Hormone treatments are used to suppress the normal menstrual cycle, which in turn stops or slows endometriosis growth. The simplest way to achieve this is with the Pill. Other hormonal therapies that have been shown to be effective in reducing endometriosis-related pain, are also available. Some women will experience side effects with hormonal treatments.

Therapies used to treat endometriosis include:

- Hormonal contraceptives.
Birth control pills, patches, and vaginal rings help control the hormones responsible for the buildup of endometrial tissue each month.

- Gonadotropin-releasing hormone (Gn-RH) agonists and antagonists.
These drugs block the production of ovarian-stimulating hormones, lowering estrogen levels and preventing menstruation. This causes endometrial tissue to shrink. 

- Progestin therapy.
A variety of progestin therapies, including an intrauterine device with levonorgestrel (Mirena, Skyla), contraceptive implant (Nexplanon), contraceptive injection (Depo-Provera) or progestin pill (Camila), can halt menstrual periods and the growth of endometrial implants, which may relieve endometriosis signs and symptoms.

- Aromatase inhibitors.
Aromatase inhibitors are a class of medicines that reduce the amount of estrogen in your body. 

  • Surgical treatment

Different surgeries according to misplaced tissue are:

- Keyhole surgery or laparoscopy

Some women are offered surgery because they don't want to take medicine or because medicines haven't worked. Surgery for endometriosis includes laparoscopy (key-hole surgery), which may be used to make the diagnosis and treat all visible endometriosis. This is done with laser or diathermy, which destroys the endometriosis by burning it. Alternatively, the deposits of endometriosis can be cut away.

- Hysterectomy

In a small group of women who have severe symptoms that are not relieved by medical or other surgical treatment, more extensive surgery such as hysterectomy and removal of the ovaries may be considered.

- Bowel surgery

Sometimes the endometriosis affects the wall of the bowel. When this is causing significant symptoms it may be suggested that the affected piece of bowel is removed. This would require bowel surgery and is uncommon.

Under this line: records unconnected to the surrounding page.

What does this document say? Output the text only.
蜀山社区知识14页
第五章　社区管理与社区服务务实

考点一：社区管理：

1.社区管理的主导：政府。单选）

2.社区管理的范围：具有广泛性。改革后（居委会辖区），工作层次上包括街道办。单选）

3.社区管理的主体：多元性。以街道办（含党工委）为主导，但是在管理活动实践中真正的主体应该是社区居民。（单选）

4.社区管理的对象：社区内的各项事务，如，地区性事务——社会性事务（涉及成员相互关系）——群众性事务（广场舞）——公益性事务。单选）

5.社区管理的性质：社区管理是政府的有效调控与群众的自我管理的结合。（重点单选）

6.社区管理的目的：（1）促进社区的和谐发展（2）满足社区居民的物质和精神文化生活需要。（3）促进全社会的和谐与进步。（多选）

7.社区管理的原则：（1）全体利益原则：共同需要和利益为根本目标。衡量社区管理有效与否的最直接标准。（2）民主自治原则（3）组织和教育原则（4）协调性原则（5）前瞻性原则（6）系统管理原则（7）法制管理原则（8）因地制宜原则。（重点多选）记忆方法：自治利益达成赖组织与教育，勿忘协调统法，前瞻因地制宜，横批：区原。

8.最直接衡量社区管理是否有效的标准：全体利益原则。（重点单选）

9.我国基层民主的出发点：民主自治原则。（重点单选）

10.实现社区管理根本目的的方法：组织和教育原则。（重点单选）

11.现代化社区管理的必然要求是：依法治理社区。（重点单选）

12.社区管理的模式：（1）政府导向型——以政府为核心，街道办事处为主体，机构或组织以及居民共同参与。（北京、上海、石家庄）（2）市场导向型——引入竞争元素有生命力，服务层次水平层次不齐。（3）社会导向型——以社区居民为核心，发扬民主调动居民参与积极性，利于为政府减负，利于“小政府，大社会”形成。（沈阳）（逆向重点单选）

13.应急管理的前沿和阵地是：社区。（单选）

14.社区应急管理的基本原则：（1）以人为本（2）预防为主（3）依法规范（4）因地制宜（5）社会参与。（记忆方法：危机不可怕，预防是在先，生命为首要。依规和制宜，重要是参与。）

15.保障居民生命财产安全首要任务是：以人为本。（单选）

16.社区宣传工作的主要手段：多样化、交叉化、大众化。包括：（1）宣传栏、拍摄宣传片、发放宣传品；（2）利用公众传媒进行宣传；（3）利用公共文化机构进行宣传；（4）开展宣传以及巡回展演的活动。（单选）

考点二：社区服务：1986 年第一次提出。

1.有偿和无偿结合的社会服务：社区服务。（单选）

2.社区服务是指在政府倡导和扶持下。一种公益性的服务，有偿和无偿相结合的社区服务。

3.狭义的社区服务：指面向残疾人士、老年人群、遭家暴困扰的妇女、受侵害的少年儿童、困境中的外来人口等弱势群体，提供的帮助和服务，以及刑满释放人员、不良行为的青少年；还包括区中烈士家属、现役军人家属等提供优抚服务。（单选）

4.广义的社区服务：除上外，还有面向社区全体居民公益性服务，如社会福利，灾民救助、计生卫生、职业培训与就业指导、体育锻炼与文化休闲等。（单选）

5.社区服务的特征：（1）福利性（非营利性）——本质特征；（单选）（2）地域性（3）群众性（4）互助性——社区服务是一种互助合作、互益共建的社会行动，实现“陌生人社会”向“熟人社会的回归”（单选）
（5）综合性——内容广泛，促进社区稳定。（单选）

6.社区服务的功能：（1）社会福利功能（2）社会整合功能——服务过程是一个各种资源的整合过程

Treatments to infertility related to endometriosis

Surgery has been shown to improve fertility for women with mild endometriosis. Treating more severe endometriosis with surgery, especially if there are cysts in the ovaries, also appears to improve fertility, although this hasn't been fully proven. Medication for endometriosis has not been shown to improve fertility.

Other causes of infertility should be looked for and treated.


For many women, the decision about treating endometriosis is often a matter of balancing the risks of the treatment against the effect the endometriosis is having on their life. These kinds of therapies may be helpful to you in conjunction with other therapies. Speak with your health care provider if you are considering incorporating alternative treatments into your lifestyle.